By Matt Hume, September 15 2017 —
Textbooks are expensive, boring and have too many words. Reading them is for nerds. But do you know what’s cheap, cool as hell, filled with pictures and can hide conveniently between textbook pages? Comic books!
Your brain deserves a break from the monotony of studying. Comic books allow that without falling down a YouTube rabbit hole or breaking the bank. And since new comic books arrive every Wednesday at your local comic shop, there’s always something to read.
Since confusing histories of A-list heroes make getting into comic books difficult, here are some current ongoings that don’t require 60 years of comic knowledge or fandom to pick up and read.
Head Lopper (Image Comics: volume 1 available now, issue #7 available Sept. 27)
Written and drawn by Andrew MacLean, this fantasy-adventure comic is an instant classic. It follows the adventures of viking warrior Norgal and his burdensome sidekick, the severed head of Agatha Blue Witch. Norgal’s over-serious deadpan and Agatha’s unpredictable comic relief make for a great character balance. The art is also gorgeous and every panel is a painting to enjoy. MacLean uses pages in unexpected ways that keep you engaged and every minor character adds world-building charm. Head Lopper reads like the best Dungeons & Dragons campaign you’ve ever played, without any of the work.
Captain Canuck (Chapterhouse Comics: issue #2 available Dec. 27)
Canadian publisher Chapterhouse is attempting to start their own comics universe, starting with 2017’s Captain Canuck, written by Kalman Andrasofszky and illustrated by Leonard Kirk. The titular character is Tom Evans, a Canadian secret agent from a reservation near Flin Flon, Manitoba who gains superhuman powers from an alien. There’s also historical significance — the Canadian comic book industry was in ruins following material restrictions in the Second World War. Captain Canuck was one of the first popular Canadian comic books to punch out of those ruins. Give it a read and support a great industry at home.
Rock Candy Mountain (Image Comics: volume 1 available Sept. 27)
Kung-fu! Hobos! The Devil! Jokes! Rock Candy Mountain, written and illustrated by Kyle Starks, is hands-down one of the best books of the year. It follows Jackson, a brawling and train car-hopping man of mystery on a hunt for the mythical Big Rock Candy Mountain. With a great cast of supporting characters and a story filled with twists, action and comedy, Rock Candy Mountain is a no-brainer.
Black Bolt (Marvel Comics: issue #6 available Oct. 4)
Written by Saladin Ahmed and illustrated by the incredible Christian Ward, Black Bolt is worth the purchase just to look at. When you pick your jaw up off of the floor, you’ll realize the story is just as beautiful. Blackagon Boltagar, the king of a race of superhumans, finds himself trapped in a wickedly twisted prison deep in space. It’s a great story of introspection and finding allies in unlikely places. It’s also one of the few Marvel comics that doesn’t rely on endless characters and history. Even when it does reference the Marvel Universe, it’s well-contextualized and always accessible.

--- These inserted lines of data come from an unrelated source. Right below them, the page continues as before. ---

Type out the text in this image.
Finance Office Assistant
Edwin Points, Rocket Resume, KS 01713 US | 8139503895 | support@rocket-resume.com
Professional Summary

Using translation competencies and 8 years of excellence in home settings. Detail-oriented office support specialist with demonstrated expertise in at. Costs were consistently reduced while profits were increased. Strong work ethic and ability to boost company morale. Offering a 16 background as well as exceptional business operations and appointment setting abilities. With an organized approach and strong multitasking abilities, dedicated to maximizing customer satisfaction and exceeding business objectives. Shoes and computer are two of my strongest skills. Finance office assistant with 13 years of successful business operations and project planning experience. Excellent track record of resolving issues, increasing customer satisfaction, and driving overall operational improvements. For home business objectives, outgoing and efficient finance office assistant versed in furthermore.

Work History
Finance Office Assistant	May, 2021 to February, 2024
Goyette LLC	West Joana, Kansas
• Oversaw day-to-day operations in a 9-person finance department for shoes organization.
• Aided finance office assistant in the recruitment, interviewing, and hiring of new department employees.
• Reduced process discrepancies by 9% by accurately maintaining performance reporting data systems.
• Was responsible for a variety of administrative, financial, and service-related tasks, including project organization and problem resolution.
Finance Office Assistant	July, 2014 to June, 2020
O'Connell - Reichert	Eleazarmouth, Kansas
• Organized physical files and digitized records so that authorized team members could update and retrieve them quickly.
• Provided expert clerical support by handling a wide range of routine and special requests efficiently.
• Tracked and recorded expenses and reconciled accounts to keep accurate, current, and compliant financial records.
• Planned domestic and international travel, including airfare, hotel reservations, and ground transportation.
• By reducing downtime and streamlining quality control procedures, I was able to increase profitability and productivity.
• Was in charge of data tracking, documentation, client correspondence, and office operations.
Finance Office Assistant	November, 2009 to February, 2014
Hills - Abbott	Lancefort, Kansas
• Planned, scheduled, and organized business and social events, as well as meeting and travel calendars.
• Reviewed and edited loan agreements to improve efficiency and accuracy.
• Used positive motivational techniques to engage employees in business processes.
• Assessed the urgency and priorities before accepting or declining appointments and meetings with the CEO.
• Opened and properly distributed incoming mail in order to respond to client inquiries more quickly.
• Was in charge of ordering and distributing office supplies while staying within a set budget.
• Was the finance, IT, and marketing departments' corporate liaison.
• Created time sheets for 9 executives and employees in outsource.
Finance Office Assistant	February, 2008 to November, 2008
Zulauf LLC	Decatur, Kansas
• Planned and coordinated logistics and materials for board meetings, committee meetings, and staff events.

X-O Manowar (Valiant Entertainment: volume 1 available now, issue #7 available Sept. 27)
If you ever wanted to see a successful mix of Lord of the Rings and Star Trek, look no further than X-O Manowar. The protagonist is a Germanic barbarian born under Roman aggression in the fifth century. Oh, and he was abducted by aliens and bonded with a sentient suit of war armour from space. He’s as great at fighting as he is wise, making him a grounding character for such a wild premise. The 2017 series, written by Matt Kindt and illustrated by a rotating selection of talented artists, begins with his attempt to live a simple farming life on a distant planet before being quickly conscripted into a local war. This is the best sci-fi fantasy comic on the market today.